When it comes to investing, instead of thinking about what makes a “good” investor – focus on what makes a “bad investor.” Then work to eliminate those characteristics from your process.

In our three decades as professional investors, we have almost never seen someone run a big fund without a good process for making money. Most of them, however, did NOT outperform the markets.

The reason was because they didn't eliminate their bad habits. Their ideas were good, but their processes around them were poor.

Start by identifying potential failures and working to remove those elements from your strategy. This is probably Munger's most powerful insight.

2. Opportunity Cost

Most investors are familiar with this concept.

The idea is that in addition to the straightforward cost of doing something, there is another cost—the "opportunity cost"—incurred by NOT doing something else.

It is a very well-known concept in economics.

What we think is hugely underappreciated is HOW important this is for your process.

Investors understand it is important but don't make it a priority. We constantly push SELECTIVITY.

Too often, investors focus on making a good return when they could be focused on making a great one. There is only so much time and capital; you should be ruthless in deciding where to allocate them.

3. Circle of Competence

This is a favorite of Munger's and was a big part of his life. The key is knowing both what you DO know and what you DO NOT know.

Figuring out where you don't have the expertise or the ability to have insight is essential to avoid mistakes.

Also, it is crucial to have the humility to go to others with that competence when you need it.

4. Confirmation Bias

In the past, we have often written about different psychological biases that influence (negatively) our TRADING and INVESTING. This is the most powerful one.

We are mentally programmed to seek information that supports what we believe or want to believe. We don't like hearing contradictory information.

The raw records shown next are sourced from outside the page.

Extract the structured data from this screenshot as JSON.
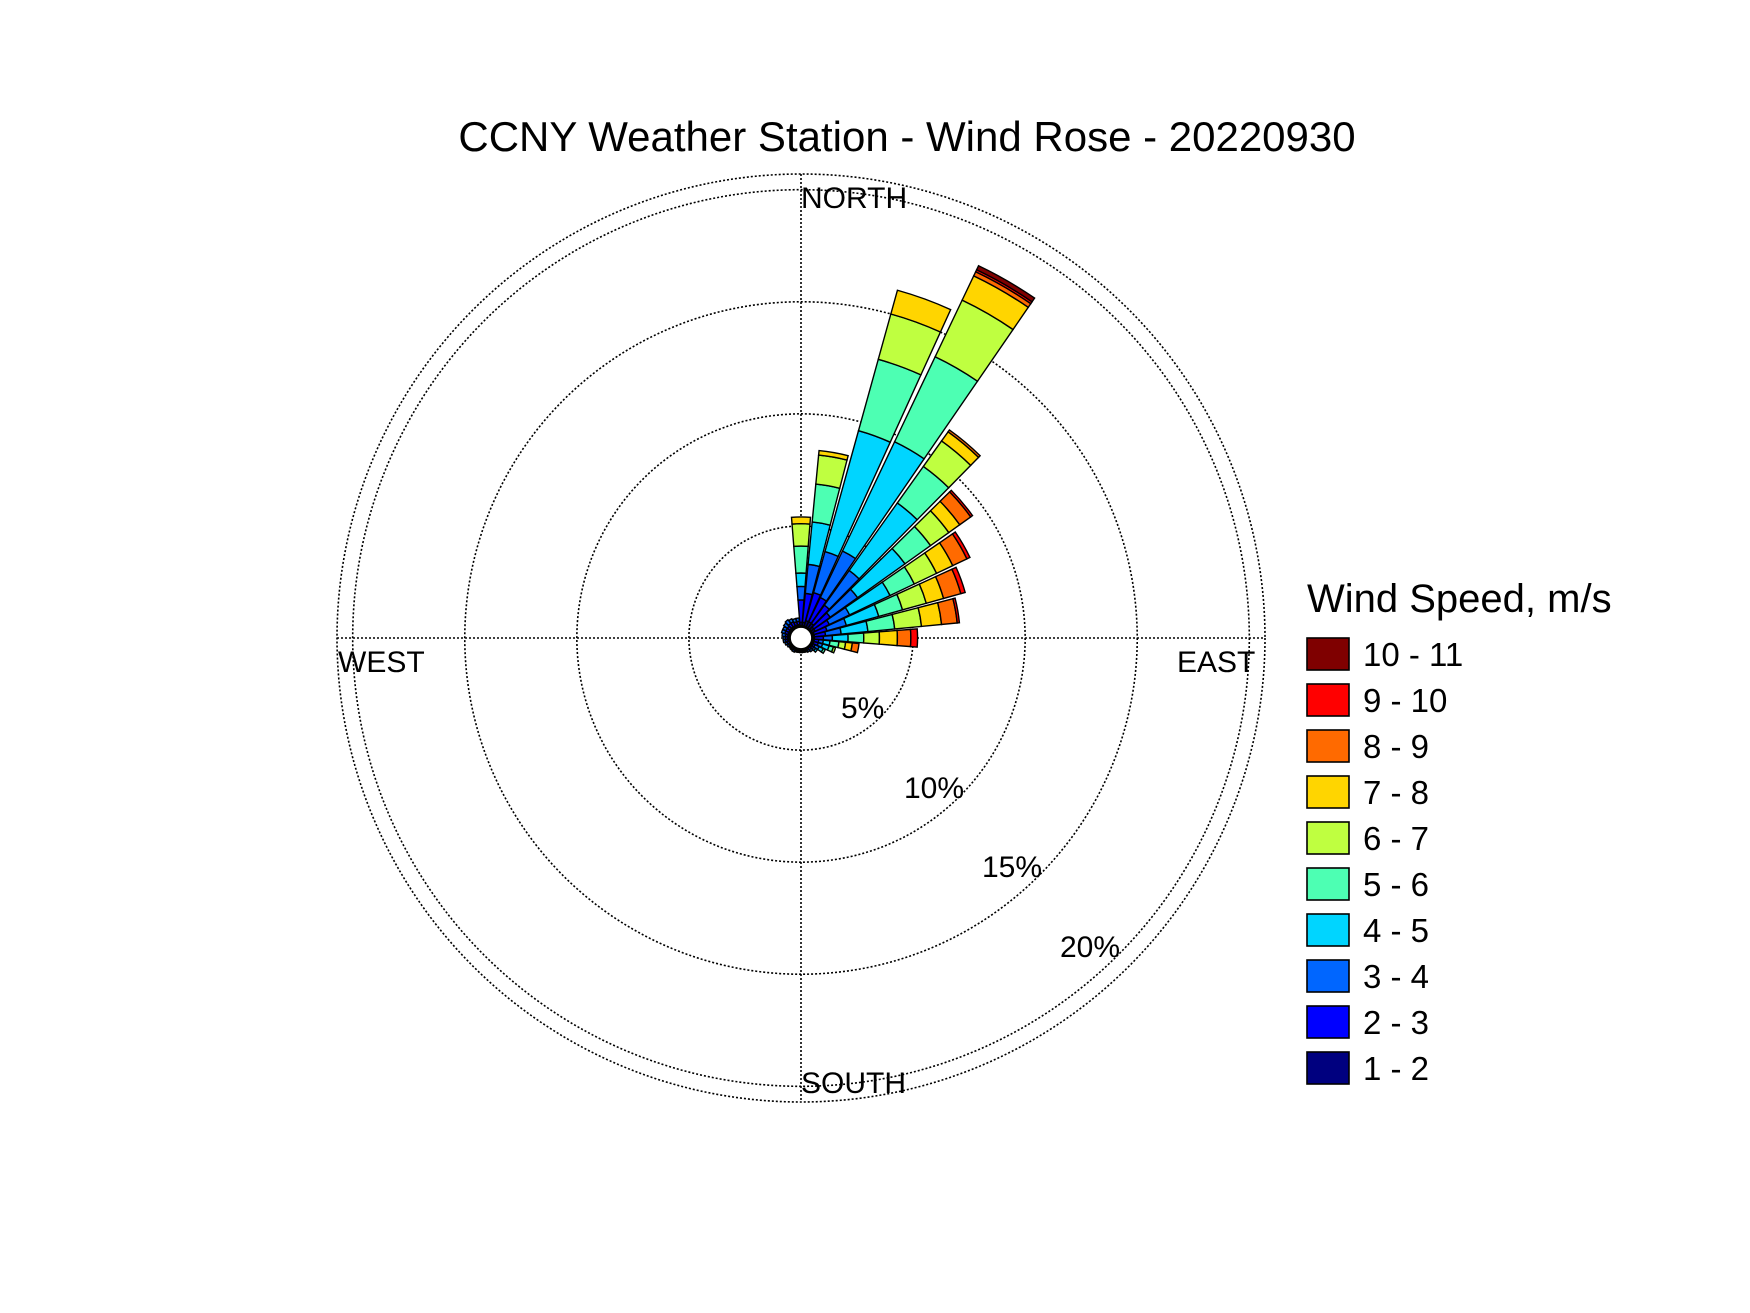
{
  "chart_data": {
    "type": "wind-rose",
    "title": "CCNY Weather Station - Wind Rose - 20220930",
    "directions": {
      "north": "NORTH",
      "east": "EAST",
      "south": "SOUTH",
      "west": "WEST"
    },
    "radial_ticks": [
      5,
      10,
      15,
      20
    ],
    "radial_tick_labels": [
      "5%",
      "10%",
      "15%",
      "20%"
    ],
    "rmax": 20.7,
    "grid": "dotted",
    "legend_position": "right",
    "legend_title": "Wind Speed, m/s",
    "speed_bins": [
      {
        "label": "10 - 11",
        "color": "#7f0000"
      },
      {
        "label": "9 - 10",
        "color": "#ff0000"
      },
      {
        "label": "8 - 9",
        "color": "#ff6a00"
      },
      {
        "label": "7 - 8",
        "color": "#ffd500"
      },
      {
        "label": "6 - 7",
        "color": "#bfff40"
      },
      {
        "label": "5 - 6",
        "color": "#4dffb3"
      },
      {
        "label": "4 - 5",
        "color": "#00d5ff"
      },
      {
        "label": "3 - 4",
        "color": "#0066ff"
      },
      {
        "label": "2 - 3",
        "color": "#0000ff"
      },
      {
        "label": "1 - 2",
        "color": "#00007f"
      }
    ],
    "petal_width_deg": 9,
    "petal_note": "cumulative percentage edges per direction (deg, clockwise from north); bins from 1-2 m/s outward",
    "petals": [
      {
        "deg": 0,
        "edges": [
          0.7,
          1.7,
          2.3,
          2.9,
          4.1,
          5.1,
          5.4
        ]
      },
      {
        "deg": 10,
        "edges": [
          0.7,
          2.0,
          3.3,
          5.2,
          6.9,
          8.2,
          8.4
        ]
      },
      {
        "deg": 20,
        "edges": [
          0.8,
          2.1,
          4.0,
          9.6,
          12.9,
          15.0,
          16.1
        ]
      },
      {
        "deg": 30,
        "edges": [
          0.8,
          2.0,
          4.3,
          9.7,
          13.9,
          16.7,
          17.9,
          18.1,
          18.2,
          18.4
        ]
      },
      {
        "deg": 40,
        "edges": [
          0.8,
          1.8,
          3.7,
          7.4,
          9.4,
          10.8,
          11.3,
          11.4
        ]
      },
      {
        "deg": 50,
        "edges": [
          0.7,
          1.6,
          3.1,
          5.7,
          7.1,
          8.1,
          8.7,
          9.3,
          9.4
        ]
      },
      {
        "deg": 60,
        "edges": [
          0.7,
          1.4,
          2.4,
          4.4,
          5.6,
          6.7,
          7.5,
          8.2,
          8.35
        ]
      },
      {
        "deg": 70,
        "edges": [
          0.6,
          1.2,
          2.1,
          3.6,
          4.7,
          5.8,
          6.6,
          7.4,
          7.6
        ]
      },
      {
        "deg": 80,
        "edges": [
          0.6,
          1.1,
          1.8,
          3.0,
          4.2,
          5.4,
          6.3,
          7.0,
          7.1
        ]
      },
      {
        "deg": 90,
        "edges": [
          0.6,
          1.0,
          1.4,
          2.1,
          2.8,
          3.5,
          4.3,
          4.9,
          5.2
        ]
      },
      {
        "deg": 100,
        "edges": [
          0.6,
          0.8,
          1.0,
          1.3,
          1.7,
          2.0,
          2.3,
          2.6
        ]
      },
      {
        "deg": 110,
        "edges": [
          0.6,
          0.8,
          1.0,
          1.3,
          1.5,
          1.6
        ]
      },
      {
        "deg": 120,
        "edges": [
          0.6,
          0.7,
          0.9,
          1.1,
          1.2
        ]
      },
      {
        "deg": 130,
        "edges": [
          0.6,
          0.7,
          0.8,
          0.9
        ]
      },
      {
        "deg": 140,
        "edges": [
          0.55,
          0.65,
          0.75
        ]
      },
      {
        "deg": 150,
        "edges": [
          0.55,
          0.62,
          0.7
        ]
      },
      {
        "deg": 160,
        "edges": [
          0.55,
          0.6,
          0.66
        ]
      },
      {
        "deg": 170,
        "edges": [
          0.55,
          0.6,
          0.65
        ]
      },
      {
        "deg": 180,
        "edges": [
          0.55,
          0.6,
          0.65
        ]
      },
      {
        "deg": 190,
        "edges": [
          0.55,
          0.6,
          0.65
        ]
      },
      {
        "deg": 200,
        "edges": [
          0.55,
          0.6,
          0.66
        ]
      },
      {
        "deg": 210,
        "edges": [
          0.55,
          0.62,
          0.7
        ]
      },
      {
        "deg": 220,
        "edges": [
          0.55,
          0.62,
          0.68
        ]
      },
      {
        "deg": 230,
        "edges": [
          0.55,
          0.6,
          0.66
        ]
      },
      {
        "deg": 240,
        "edges": [
          0.55,
          0.62,
          0.7
        ]
      },
      {
        "deg": 250,
        "edges": [
          0.55,
          0.65,
          0.75
        ]
      },
      {
        "deg": 260,
        "edges": [
          0.6,
          0.7,
          0.8
        ]
      },
      {
        "deg": 270,
        "edges": [
          0.6,
          0.7,
          0.8
        ]
      },
      {
        "deg": 280,
        "edges": [
          0.6,
          0.7,
          0.85
        ]
      },
      {
        "deg": 290,
        "edges": [
          0.6,
          0.75,
          0.9
        ]
      },
      {
        "deg": 300,
        "edges": [
          0.6,
          0.75,
          0.9
        ]
      },
      {
        "deg": 310,
        "edges": [
          0.6,
          0.75,
          0.95
        ]
      },
      {
        "deg": 320,
        "edges": [
          0.6,
          0.8,
          1.0
        ]
      },
      {
        "deg": 330,
        "edges": [
          0.6,
          0.8,
          0.95
        ]
      },
      {
        "deg": 340,
        "edges": [
          0.6,
          0.75,
          0.9
        ]
      },
      {
        "deg": 350,
        "edges": [
          0.6,
          0.75,
          0.9
        ]
      }
    ]
  }
}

This bias is not just in finance but in all areas of life.

One of the keys to success is becoming comfortable with being UNCOMFORTABLE.

Seek out the arguments for why you are wrong. Like the idea of "inversion,” embracing critical and negative feedback is a key to growth.

5. The Lollapalooza Effect

Munger coined this term. It describes a situation in which multiple mental models, tendencies, or biases work together to create extreme outcomes.

These outcomes could be good or bad. These are feedback circles that are built into human psychology.

This concept is also related to George Soros' "reflexivity" concept, which we have written about in the past. You can read that note here.

These human feedback loops are some of the most powerful forces in all of finance and human activity.

In case you are wondering, the word “Lollapalooza” is a 19th -century American slang word that refers to something unusual, extraordinary, or exceptional.